Ce changement de donne est particulièrement spectaculaire pour les exportations européennes, et plus précisément pour la filière viticole. Jusqu’à présent, l’Inde appliquait des droits de douane de 150 % sur les importations de vin. Cette barrière rendait le prix des bouteilles européennes exorbitant que les classes moyennes ne pouvaient surmonter. Sous ce nouvel accord, le contexte change radicalement : les droits de douane en vigueur passeront d’abord par un palier intermédiaire dès l’entrée en vigueur du traité, avant d'être abaissés à environ 20 % pour les vins dépassant les 10 euros, et à 30 % pour ceux dont le prix se situe entre 2,50 et 10 euros. Selon la Fédération des Exportateurs de Vins et Spiritueux de France (FEVS), cette ouverture historique concerne également les spiritueux, dont la taxe sera abaissée à 40 %.
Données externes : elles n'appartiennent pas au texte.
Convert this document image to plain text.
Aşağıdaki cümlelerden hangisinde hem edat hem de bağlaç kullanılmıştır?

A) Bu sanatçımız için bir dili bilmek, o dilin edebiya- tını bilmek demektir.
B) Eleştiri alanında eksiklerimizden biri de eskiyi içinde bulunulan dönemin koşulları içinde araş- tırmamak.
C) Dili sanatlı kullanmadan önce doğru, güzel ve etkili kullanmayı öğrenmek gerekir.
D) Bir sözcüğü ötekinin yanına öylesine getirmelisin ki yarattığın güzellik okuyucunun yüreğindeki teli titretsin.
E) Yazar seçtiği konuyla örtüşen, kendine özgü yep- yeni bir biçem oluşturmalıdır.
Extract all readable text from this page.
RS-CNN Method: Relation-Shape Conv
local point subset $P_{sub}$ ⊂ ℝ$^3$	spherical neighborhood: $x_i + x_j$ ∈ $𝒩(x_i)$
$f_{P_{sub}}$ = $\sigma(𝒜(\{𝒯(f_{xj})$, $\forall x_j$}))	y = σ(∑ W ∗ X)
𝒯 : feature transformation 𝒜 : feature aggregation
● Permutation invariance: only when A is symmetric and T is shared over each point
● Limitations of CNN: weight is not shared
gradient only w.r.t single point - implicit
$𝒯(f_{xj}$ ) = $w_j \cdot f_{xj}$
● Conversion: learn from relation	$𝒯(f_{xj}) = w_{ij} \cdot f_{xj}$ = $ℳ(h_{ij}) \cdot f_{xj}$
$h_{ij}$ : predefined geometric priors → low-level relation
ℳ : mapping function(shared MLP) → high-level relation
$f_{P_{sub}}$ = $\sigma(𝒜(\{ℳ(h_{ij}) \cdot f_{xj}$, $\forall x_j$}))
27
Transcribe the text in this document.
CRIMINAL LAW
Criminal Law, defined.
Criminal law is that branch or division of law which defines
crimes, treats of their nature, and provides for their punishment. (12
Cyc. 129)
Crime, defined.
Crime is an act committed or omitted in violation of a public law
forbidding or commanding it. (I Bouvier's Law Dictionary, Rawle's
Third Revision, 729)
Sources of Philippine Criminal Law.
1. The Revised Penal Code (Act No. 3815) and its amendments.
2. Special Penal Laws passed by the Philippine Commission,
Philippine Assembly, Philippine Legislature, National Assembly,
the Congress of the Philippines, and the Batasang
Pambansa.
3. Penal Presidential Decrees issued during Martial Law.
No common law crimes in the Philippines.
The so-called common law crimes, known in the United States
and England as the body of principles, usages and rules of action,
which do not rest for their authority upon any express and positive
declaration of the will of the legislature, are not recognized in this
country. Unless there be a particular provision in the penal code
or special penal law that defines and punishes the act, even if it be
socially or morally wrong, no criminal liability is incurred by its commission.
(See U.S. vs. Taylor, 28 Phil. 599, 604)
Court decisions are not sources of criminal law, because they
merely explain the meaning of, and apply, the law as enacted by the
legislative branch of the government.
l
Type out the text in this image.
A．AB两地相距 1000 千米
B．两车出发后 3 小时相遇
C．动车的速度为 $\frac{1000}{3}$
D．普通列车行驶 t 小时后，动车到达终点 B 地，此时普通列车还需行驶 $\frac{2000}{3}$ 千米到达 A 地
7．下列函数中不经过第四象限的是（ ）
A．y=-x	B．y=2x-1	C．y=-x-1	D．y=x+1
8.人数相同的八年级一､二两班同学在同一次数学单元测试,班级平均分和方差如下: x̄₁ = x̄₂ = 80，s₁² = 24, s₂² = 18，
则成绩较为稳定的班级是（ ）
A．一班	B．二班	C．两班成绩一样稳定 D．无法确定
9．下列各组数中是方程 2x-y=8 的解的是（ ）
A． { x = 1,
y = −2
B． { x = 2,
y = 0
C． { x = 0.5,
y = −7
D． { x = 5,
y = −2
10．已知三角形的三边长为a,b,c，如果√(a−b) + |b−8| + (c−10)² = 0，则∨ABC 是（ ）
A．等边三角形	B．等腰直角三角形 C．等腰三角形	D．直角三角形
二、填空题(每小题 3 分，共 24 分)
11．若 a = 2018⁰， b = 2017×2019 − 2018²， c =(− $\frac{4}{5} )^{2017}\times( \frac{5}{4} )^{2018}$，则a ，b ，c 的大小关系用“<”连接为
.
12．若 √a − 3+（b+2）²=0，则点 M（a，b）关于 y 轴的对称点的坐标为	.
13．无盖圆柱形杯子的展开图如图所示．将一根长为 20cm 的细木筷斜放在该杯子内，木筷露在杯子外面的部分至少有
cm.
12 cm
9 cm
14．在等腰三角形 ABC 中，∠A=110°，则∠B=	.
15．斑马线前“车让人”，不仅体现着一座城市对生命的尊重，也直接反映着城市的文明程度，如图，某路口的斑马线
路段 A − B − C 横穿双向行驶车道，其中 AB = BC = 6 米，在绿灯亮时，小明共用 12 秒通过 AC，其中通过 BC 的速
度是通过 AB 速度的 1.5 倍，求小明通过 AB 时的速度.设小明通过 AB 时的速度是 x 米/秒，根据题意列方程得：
L’Autralie et la Nouvelle-Zélande aussi dans les starting-blocks

Cette percée est d'autant plus stratégique que l’Australie avait déjà pris une longueur d'avance sur ce marché. En signant dès 2022 l’Australia-India Economic Cooperation and Trade Agreement, Canberra a déjà vu ses droits de douane réduits, ce qui a entraîné une hausse nette de la consommation de ses vins en les rendant davantage accessibles pour le marché indien. La Nouvelle-Zélande serait aussi sur le point de conclure un accord. Pour l'Europe, ce pacte arrive à un moment charnière, désormais pays le plus peuplé au monde, l'Inde convertit sa puissance démographique en une force de frappe économique qui redéfinit les priorités des exportateurs mondiaux. Cette dynamique alimente une classe moyenne qui s’élargit rapidement, 340 millions de personnes concernées, portées par un pouvoir d’achat en hausse et une curiosité accrue pour les produits importés. Pour la filière viticole européenne et française il s’agit désormais de s’imposer dans un environnement concurrentiel où certains acteurs sont déjà bien installés. Le défi consiste maintenant à bâtir des réseaux de distribution solides et à travailler en profondeur l’image des vins européens auprès des consommateurs indiens. Si l’impact sur les volumes restera sans doute progressif à court terme, cette fenêtre d’opportunité pourrait, à plus long terme, transformer l'Inde en un terrain de croissance, là où le vin importé restait, jusqu’ici, un marché de niche.